The online casino continues to enjoy a rise in prominence. Buoyed by new technology, software development and increased competition, the industry has been able to capture the possibilities of the connected generation and the smartphones in our pockets to deliver an increasingly viral form of popular culture.
The fun of the casino has been transferred from the built environment into our pockets, and as a report from The UK Gambling Commission shows, there has been a huge rise in players over the last ten years with revenues more than doubling.
A couple of years ago, online gambling became the biggest earner within the sector, with popularity having grown as the result of a more reputable, inclusive reputation for the casino in addition to the ease of access afforded through modern technology like smartphones. Of the money spent on online gambling, slots games remain a popular choice.
The latest figures reveal the industry possesses a total gross gambling yield of £14.4 billion (the amount retained by operators after the payment of winnings but before the deduction of the costs of the operation). That includes betting on sports and games like video poker, blackjack, roulette, baccarat and craps. Within that, £2 billion is spent on online slots.
The growth of online slots (as well as the liberalisation of gambling laws in the 2000s), influenced by competition and the appeal of the sector for software developers, has led to more choice, better interaction, and more widespread appeal. Games like Starburst, the legendary NetEnt 5-reel, 10-payline slots game has become synonymous with players who love online slots and is played all around the world.

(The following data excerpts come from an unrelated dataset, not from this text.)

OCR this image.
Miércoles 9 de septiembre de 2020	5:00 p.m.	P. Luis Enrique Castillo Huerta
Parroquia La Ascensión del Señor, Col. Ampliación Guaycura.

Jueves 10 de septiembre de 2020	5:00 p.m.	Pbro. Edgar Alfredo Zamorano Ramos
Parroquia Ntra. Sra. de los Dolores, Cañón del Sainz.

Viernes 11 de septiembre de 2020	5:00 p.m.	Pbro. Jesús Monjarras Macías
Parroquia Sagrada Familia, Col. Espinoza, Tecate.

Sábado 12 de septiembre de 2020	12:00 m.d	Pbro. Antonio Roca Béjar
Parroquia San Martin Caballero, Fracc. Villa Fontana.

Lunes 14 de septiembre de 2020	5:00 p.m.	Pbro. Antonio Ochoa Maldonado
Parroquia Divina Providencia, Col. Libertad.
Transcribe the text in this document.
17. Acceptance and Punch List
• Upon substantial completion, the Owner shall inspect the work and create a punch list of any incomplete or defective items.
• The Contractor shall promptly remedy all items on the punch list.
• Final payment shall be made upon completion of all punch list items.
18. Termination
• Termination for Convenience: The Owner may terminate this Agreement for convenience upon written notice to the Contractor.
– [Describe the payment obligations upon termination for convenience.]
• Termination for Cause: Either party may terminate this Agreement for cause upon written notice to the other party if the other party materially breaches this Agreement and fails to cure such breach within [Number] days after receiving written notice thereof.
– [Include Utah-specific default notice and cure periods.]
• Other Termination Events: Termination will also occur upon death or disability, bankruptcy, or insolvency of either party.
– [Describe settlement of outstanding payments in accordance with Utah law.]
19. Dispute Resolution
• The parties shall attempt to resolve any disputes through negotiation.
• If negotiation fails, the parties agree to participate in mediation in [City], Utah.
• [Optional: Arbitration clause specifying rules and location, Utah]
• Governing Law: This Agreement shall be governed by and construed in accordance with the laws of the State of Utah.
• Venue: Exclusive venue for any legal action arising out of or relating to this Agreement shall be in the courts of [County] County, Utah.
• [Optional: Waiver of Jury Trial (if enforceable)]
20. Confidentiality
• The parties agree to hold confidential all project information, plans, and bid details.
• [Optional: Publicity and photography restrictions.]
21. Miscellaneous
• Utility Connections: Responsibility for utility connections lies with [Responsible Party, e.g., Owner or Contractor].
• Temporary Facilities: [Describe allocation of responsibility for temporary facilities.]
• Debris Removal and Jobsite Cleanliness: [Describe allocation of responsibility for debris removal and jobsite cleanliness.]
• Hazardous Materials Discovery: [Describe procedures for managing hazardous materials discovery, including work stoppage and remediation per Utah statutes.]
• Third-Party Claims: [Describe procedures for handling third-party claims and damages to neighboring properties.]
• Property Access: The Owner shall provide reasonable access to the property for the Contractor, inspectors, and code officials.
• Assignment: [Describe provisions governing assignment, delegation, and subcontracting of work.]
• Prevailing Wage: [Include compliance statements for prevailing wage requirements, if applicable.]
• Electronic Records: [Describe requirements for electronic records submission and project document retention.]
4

Elsewhere, A Night Out has brought the feel of a social trip with friends to the club to the online slots game while Age of the Gods: Furious 4 has delivered adventure to the format. Conversely, Playtech’s Star Ablaze slot, a fun 5-reel, 5-payline slot, and one featured as part of the 25 free spins on Betfair offer, brings back the traditions of the fruit machine with lucky 7s and cherries giving old school gamers some pre-smartphone satisfaction from the comfort of their own home.
It’s now an ingrained part of popular culture. Revenue from remote gaming – which incorporates casinos, online bingo and online poker – was less than £1 billion in 2009 but had more than quadrupled by 2017. It makes sense in the UK as gambling is part of the country’s history. People were betting on horse racing as long ago as the 1500s when the first British racecourses were built. After the legalisation of all forms of betting in 1960, 10,000 bookmakers’ shops were open in the UK within one year.
With the figures showing an upwards trend towards increased online gaming in 2019, the casino sector is right to be optimistic about further growth in its revenue. With the abundance of operators creating greater competition, consumers are well-placed to enjoy more variety and better offers which will in turn open the sector up to new audiences.